Closed syamajala closed 8 months ago
This looks like memory corruption to me. This is before we've even started Legion and we're trying to move an STL vector from one place to another. STL failures like this are almost always memory corruption. Usually when they happen so early in the program though they are not hard to find.
FWIW, LayoutConstraintSet::operator=
isn't even code we've written, it is a compiler-generated operator implementation.
I tried running with valgrind and I'm seeing stuff like this:
==1908013== Conditional jump or move depends on uninitialised value(s)
==1908013== at 0xD9DDA5E: std::vector<Legion::OffsetConstraint, std::allocator<Legion::OffsetConstraint> >::operator=(std::vector<Legion::OffsetConstraint, std::allocator<Legion::OffsetConstraint> > const&) (vector.tcc:224)
==1908013== by 0xD9CF8E6: Legion::LayoutConstraintSet::operator=(Legion::LayoutConstraintSet const&) (legion_constraint.h:746)
==1908013== by 0xE2982B4: Legion::LayoutConstraintRegistrar::operator=(Legion::LayoutConstraintRegistrar const&) (legion.h:2553)
==1908013== by 0xE286AD5: Legion::Internal::Runtime::preregister_layout(Legion::LayoutConstraintRegistrar const&, unsigned long) (runtime.cc:30112)
==1908013== by 0xDDDFA34: Legion::Runtime::preregister_layout(Legion::LayoutConstraintRegistrar const&, unsigned long) (legion.cc:8202)
==1908013== by 0x585B977: S3DRank::get_fortran_soa_layout() (s3d_rank_mpi.cc:672)
==1908013== by 0x585F369: RegisterCPUVariant<InitTemperatureTask, S3DTask<InitTemperatureTask, 3>, true>::register_variant() (s3d_task.h:808)

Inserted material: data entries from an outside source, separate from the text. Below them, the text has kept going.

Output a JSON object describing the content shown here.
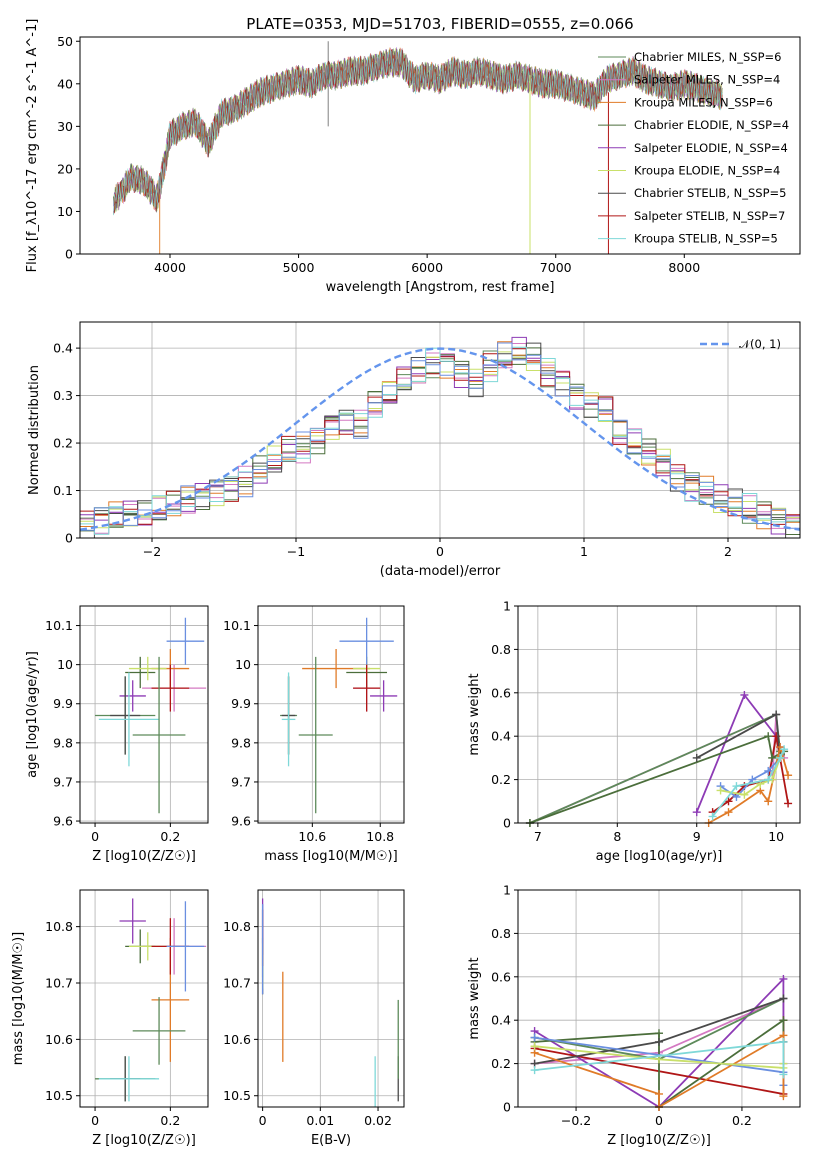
{
  "title": "PLATE=0353, MJD=51703, FIBERID=0555, z=0.066",
  "colors": [
    "#5d8a5a",
    "#d479c2",
    "#e07b28",
    "#4b6e3b",
    "#8d3bb5",
    "#c9e06a",
    "#4a4a4a",
    "#b01616",
    "#7fd8d8",
    "#6a8fe0",
    "#6495ed"
  ],
  "chart_data": [
    {
      "id": "spectrum",
      "type": "line",
      "xlabel": "wavelength [Angstrom, rest frame]",
      "ylabel": "Flux [f_λ10^-17 erg cm^-2 s^-1 A^-1]",
      "xlim": [
        3300,
        8900
      ],
      "ylim": [
        0,
        51
      ],
      "xticks": [
        4000,
        5000,
        6000,
        7000,
        8000
      ],
      "yticks": [
        0,
        10,
        20,
        30,
        40,
        50
      ],
      "grid": false,
      "legend": "top-right",
      "legend_labels": [
        "Chabrier MILES, N_SSP=6",
        "Salpeter MILES, N_SSP=4",
        "Kroupa MILES, N_SSP=6",
        "Chabrier ELODIE, N_SSP=4",
        "Salpeter ELODIE, N_SSP=4",
        "Kroupa ELODIE, N_SSP=4",
        "Chabrier STELIB, N_SSP=5",
        "Salpeter STELIB, N_SSP=7",
        "Kroupa STELIB, N_SSP=5"
      ],
      "x": [
        3560,
        3700,
        3800,
        3900,
        3950,
        4000,
        4100,
        4200,
        4300,
        4400,
        4500,
        4600,
        4700,
        4800,
        4900,
        5000,
        5100,
        5200,
        5300,
        5400,
        5500,
        5600,
        5700,
        5800,
        5900,
        6000,
        6100,
        6200,
        6300,
        6400,
        6500,
        6600,
        6700,
        6800,
        6900,
        7000,
        7100,
        7200,
        7300,
        7400,
        7500,
        7600,
        7700,
        7800,
        7900,
        8000,
        8100,
        8200,
        8300
      ],
      "y": [
        12,
        18,
        17,
        13,
        20,
        28,
        30,
        31,
        26,
        33,
        34,
        36,
        38,
        39,
        40,
        41,
        40,
        42,
        42,
        43,
        43,
        44,
        45,
        45,
        41,
        42,
        41,
        43,
        42,
        43,
        42,
        41,
        42,
        41,
        40,
        40,
        39,
        38,
        37,
        41,
        42,
        43,
        41,
        40,
        39,
        40,
        39,
        38,
        37
      ]
    },
    {
      "id": "residuals",
      "type": "histogram",
      "xlabel": "(data-model)/error",
      "ylabel": "Normed distribution",
      "xlim": [
        -2.5,
        2.5
      ],
      "ylim": [
        0,
        0.455
      ],
      "xticks": [
        -2,
        -1,
        0,
        1,
        2
      ],
      "yticks": [
        0.0,
        0.1,
        0.2,
        0.3,
        0.4
      ],
      "grid": true,
      "legend": "top-right",
      "reference_label": "𝒩(0, 1)",
      "bin_width": 0.1,
      "bin_start": -2.5,
      "counts": [
        0.03,
        0.04,
        0.05,
        0.05,
        0.05,
        0.06,
        0.07,
        0.08,
        0.09,
        0.1,
        0.11,
        0.12,
        0.14,
        0.16,
        0.18,
        0.19,
        0.21,
        0.24,
        0.25,
        0.24,
        0.28,
        0.3,
        0.33,
        0.35,
        0.37,
        0.37,
        0.35,
        0.33,
        0.36,
        0.38,
        0.39,
        0.38,
        0.35,
        0.33,
        0.3,
        0.28,
        0.27,
        0.22,
        0.2,
        0.18,
        0.16,
        0.13,
        0.11,
        0.1,
        0.08,
        0.07,
        0.06,
        0.05,
        0.04,
        0.03
      ]
    },
    {
      "id": "age-vs-Z",
      "type": "scatter",
      "xlabel": "Z [log10(Z/Z☉)]",
      "ylabel": "age [log10(age/yr)]",
      "xlim": [
        -0.04,
        0.3
      ],
      "ylim": [
        9.595,
        10.15
      ],
      "xticks": [
        0.0,
        0.2
      ],
      "yticks": [
        9.6,
        9.7,
        9.8,
        9.9,
        10.0,
        10.1
      ],
      "points": [
        {
          "x": 0.08,
          "y": 9.87,
          "xe": 0.08,
          "ye": 0.1
        },
        {
          "x": 0.21,
          "y": 9.94,
          "xe": 0.085,
          "ye": 0.06
        },
        {
          "x": 0.2,
          "y": 9.99,
          "xe": 0.05,
          "ye": 0.05
        },
        {
          "x": 0.12,
          "y": 9.98,
          "xe": 0.04,
          "ye": 0.04
        },
        {
          "x": 0.1,
          "y": 9.92,
          "xe": 0.035,
          "ye": 0.04
        },
        {
          "x": 0.14,
          "y": 9.99,
          "xe": 0.05,
          "ye": 0.03
        },
        {
          "x": 0.08,
          "y": 9.87,
          "xe": 0.04,
          "ye": 0.1
        },
        {
          "x": 0.2,
          "y": 9.94,
          "xe": 0.05,
          "ye": 0.06
        },
        {
          "x": 0.09,
          "y": 9.86,
          "xe": 0.08,
          "ye": 0.12
        },
        {
          "x": 0.24,
          "y": 10.06,
          "xe": 0.05,
          "ye": 0.06
        },
        {
          "x": 0.17,
          "y": 9.82,
          "xe": 0.07,
          "ye": 0.2
        }
      ]
    },
    {
      "id": "age-vs-mass",
      "type": "scatter",
      "xlabel": "mass [log10(M/M☉)]",
      "ylabel": "",
      "xlim": [
        10.44,
        10.87
      ],
      "ylim": [
        9.595,
        10.15
      ],
      "xticks": [
        10.6,
        10.8
      ],
      "yticks": [
        9.6,
        9.7,
        9.8,
        9.9,
        10.0,
        10.1
      ],
      "points": [
        {
          "x": 10.53,
          "y": 9.87,
          "xe": 0.025,
          "ye": 0.1
        },
        {
          "x": 10.76,
          "y": 9.94,
          "xe": 0.04,
          "ye": 0.06
        },
        {
          "x": 10.67,
          "y": 9.99,
          "xe": 0.1,
          "ye": 0.05
        },
        {
          "x": 10.76,
          "y": 9.98,
          "xe": 0.06,
          "ye": 0.04
        },
        {
          "x": 10.81,
          "y": 9.92,
          "xe": 0.04,
          "ye": 0.04
        },
        {
          "x": 10.76,
          "y": 9.99,
          "xe": 0.04,
          "ye": 0.03
        },
        {
          "x": 10.53,
          "y": 9.87,
          "xe": 0.02,
          "ye": 0.1
        },
        {
          "x": 10.76,
          "y": 9.94,
          "xe": 0.04,
          "ye": 0.06
        },
        {
          "x": 10.53,
          "y": 9.86,
          "xe": 0.02,
          "ye": 0.12
        },
        {
          "x": 10.76,
          "y": 10.06,
          "xe": 0.08,
          "ye": 0.06
        },
        {
          "x": 10.61,
          "y": 9.82,
          "xe": 0.05,
          "ye": 0.2
        }
      ]
    },
    {
      "id": "mass-weight-vs-age",
      "type": "line",
      "xlabel": "age [log10(age/yr)]",
      "ylabel": "mass weight",
      "xlim": [
        6.75,
        10.3
      ],
      "ylim": [
        0,
        1
      ],
      "xticks": [
        7,
        8,
        9,
        10
      ],
      "yticks": [
        0.0,
        0.2,
        0.4,
        0.6,
        0.8,
        1.0
      ],
      "series": [
        {
          "x": [
            6.9,
            10.0,
            9.95,
            10.05,
            10.1
          ],
          "y": [
            0.0,
            0.5,
            0.2,
            0.33,
            0.3
          ]
        },
        {
          "x": [
            9.0,
            9.6,
            10.0,
            10.05
          ],
          "y": [
            0.05,
            0.59,
            0.4,
            0.35
          ]
        },
        {
          "x": [
            9.2,
            9.4,
            9.6,
            9.9,
            10.0,
            10.15
          ],
          "y": [
            0.05,
            0.1,
            0.17,
            0.2,
            0.4,
            0.09
          ]
        },
        {
          "x": [
            6.9,
            10.0,
            10.05
          ],
          "y": [
            0.0,
            0.5,
            0.33
          ]
        },
        {
          "x": [
            6.9,
            9.9,
            9.95,
            10.1
          ],
          "y": [
            0.0,
            0.4,
            0.3,
            0.33
          ]
        },
        {
          "x": [
            9.0,
            10.0,
            10.05
          ],
          "y": [
            0.3,
            0.5,
            0.3
          ]
        },
        {
          "x": [
            9.3,
            9.5,
            9.7,
            9.9,
            10.05
          ],
          "y": [
            0.17,
            0.12,
            0.2,
            0.24,
            0.3
          ]
        },
        {
          "x": [
            9.15,
            9.4,
            9.8,
            9.9,
            10.05,
            10.15
          ],
          "y": [
            0.0,
            0.05,
            0.15,
            0.1,
            0.35,
            0.22
          ]
        },
        {
          "x": [
            9.3,
            9.6,
            9.8,
            9.95,
            10.05
          ],
          "y": [
            0.15,
            0.13,
            0.18,
            0.2,
            0.3
          ]
        },
        {
          "x": [
            9.2,
            9.5,
            9.9,
            10.05,
            10.1
          ],
          "y": [
            0.03,
            0.17,
            0.2,
            0.3,
            0.34
          ]
        }
      ]
    },
    {
      "id": "mass-vs-Z",
      "type": "scatter",
      "xlabel": "Z [log10(Z/Z☉)]",
      "ylabel": "mass [log10(M/M☉)]",
      "xlim": [
        -0.04,
        0.3
      ],
      "ylim": [
        10.48,
        10.865
      ],
      "xticks": [
        0.0,
        0.2
      ],
      "yticks": [
        10.5,
        10.6,
        10.7,
        10.8
      ],
      "points": [
        {
          "x": 0.08,
          "y": 10.53,
          "xe": 0.08,
          "ye": 0.04
        },
        {
          "x": 0.21,
          "y": 10.765,
          "xe": 0.085,
          "ye": 0.05
        },
        {
          "x": 0.2,
          "y": 10.67,
          "xe": 0.05,
          "ye": 0.11
        },
        {
          "x": 0.12,
          "y": 10.765,
          "xe": 0.04,
          "ye": 0.03
        },
        {
          "x": 0.1,
          "y": 10.81,
          "xe": 0.035,
          "ye": 0.04
        },
        {
          "x": 0.14,
          "y": 10.765,
          "xe": 0.05,
          "ye": 0.025
        },
        {
          "x": 0.08,
          "y": 10.53,
          "xe": 0.04,
          "ye": 0.04
        },
        {
          "x": 0.2,
          "y": 10.765,
          "xe": 0.05,
          "ye": 0.05
        },
        {
          "x": 0.09,
          "y": 10.53,
          "xe": 0.08,
          "ye": 0.04
        },
        {
          "x": 0.24,
          "y": 10.765,
          "xe": 0.05,
          "ye": 0.08
        },
        {
          "x": 0.17,
          "y": 10.615,
          "xe": 0.07,
          "ye": 0.06
        }
      ]
    },
    {
      "id": "mass-vs-EBV",
      "type": "scatter",
      "xlabel": "E(B-V)",
      "ylabel": "",
      "xlim": [
        -0.0008,
        0.0245
      ],
      "ylim": [
        10.48,
        10.865
      ],
      "xticks": [
        0.0,
        0.01,
        0.02
      ],
      "yticks": [
        10.5,
        10.6,
        10.7,
        10.8
      ],
      "points": [
        {
          "x": 0.0,
          "y": 10.77,
          "xe": 0,
          "ye": 0.06
        },
        {
          "x": 0.0,
          "y": 10.76,
          "xe": 0,
          "ye": 0.08
        },
        {
          "x": 0.0035,
          "y": 10.64,
          "xe": 0,
          "ye": 0.08
        },
        {
          "x": 0.0,
          "y": 10.73,
          "xe": 0,
          "ye": 0.05
        },
        {
          "x": 0.0,
          "y": 10.81,
          "xe": 0,
          "ye": 0.04
        },
        {
          "x": 0.0,
          "y": 10.72,
          "xe": 0,
          "ye": 0.03
        },
        {
          "x": 0.0235,
          "y": 10.53,
          "xe": 0,
          "ye": 0.04
        },
        {
          "x": 0.0,
          "y": 10.78,
          "xe": 0,
          "ye": 0.05
        },
        {
          "x": 0.0195,
          "y": 10.5,
          "xe": 0,
          "ye": 0.07
        },
        {
          "x": 0.0,
          "y": 10.76,
          "xe": 0,
          "ye": 0.08
        },
        {
          "x": 0.0235,
          "y": 10.6,
          "xe": 0,
          "ye": 0.07
        }
      ]
    },
    {
      "id": "mass-weight-vs-Z",
      "type": "line",
      "xlabel": "Z [log10(Z/Z☉)]",
      "ylabel": "mass weight",
      "xlim": [
        -0.34,
        0.34
      ],
      "ylim": [
        0,
        1
      ],
      "xticks": [
        -0.2,
        0.0,
        0.2
      ],
      "yticks": [
        0.0,
        0.2,
        0.4,
        0.6,
        0.8,
        1.0
      ],
      "series": [
        {
          "x": [
            -0.3,
            0.0,
            0.3,
            0.3
          ],
          "y": [
            0.2,
            0.25,
            0.5,
            0.2
          ]
        },
        {
          "x": [
            -0.3,
            0.0,
            0.3,
            0.3
          ],
          "y": [
            0.35,
            0.0,
            0.59,
            0.3
          ]
        },
        {
          "x": [
            -0.3,
            0.3,
            0.3
          ],
          "y": [
            0.27,
            0.06,
            0.4
          ]
        },
        {
          "x": [
            -0.3,
            0.0,
            0.3
          ],
          "y": [
            0.32,
            0.22,
            0.5
          ]
        },
        {
          "x": [
            -0.3,
            0.0,
            0.0,
            0.3,
            0.3
          ],
          "y": [
            0.3,
            0.34,
            0.0,
            0.4,
            0.3
          ]
        },
        {
          "x": [
            -0.3,
            0.0,
            0.3
          ],
          "y": [
            0.2,
            0.3,
            0.5
          ]
        },
        {
          "x": [
            -0.3,
            0.3,
            0.3
          ],
          "y": [
            0.32,
            0.16,
            0.1
          ]
        },
        {
          "x": [
            -0.3,
            0.0,
            0.0,
            0.3,
            0.3
          ],
          "y": [
            0.25,
            0.06,
            0.0,
            0.33,
            0.05
          ]
        },
        {
          "x": [
            -0.3,
            0.0,
            0.3,
            0.3
          ],
          "y": [
            0.28,
            0.22,
            0.18,
            0.2
          ]
        },
        {
          "x": [
            -0.3,
            0.3,
            0.3
          ],
          "y": [
            0.17,
            0.3,
            0.15
          ]
        }
      ]
    }
  ]
}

==1908013== by 0x585E13E: S3DTask<InitTemperatureTask, 3>::register_variants() (s3d_task.h:989)
==1908013== by 0x585984C: S3DRank::start_legion() (s3d_rank_mpi.cc:156)
==1908013== by 0x585887C: initialize_rhsf_legion_ (rhst_fortran.cc:130)
==1908013== by 0x5B3258: solve_driver_ (solve_driver.f90:194)
==1908013== by 0x5B2BB1: MAIN__ (main.f90:131)
==1908013== Uninitialised value was created by a heap allocation
==1908013== at 0x4C9FD8B: operator new(unsigned long) (vg_replace_malloc.c:417)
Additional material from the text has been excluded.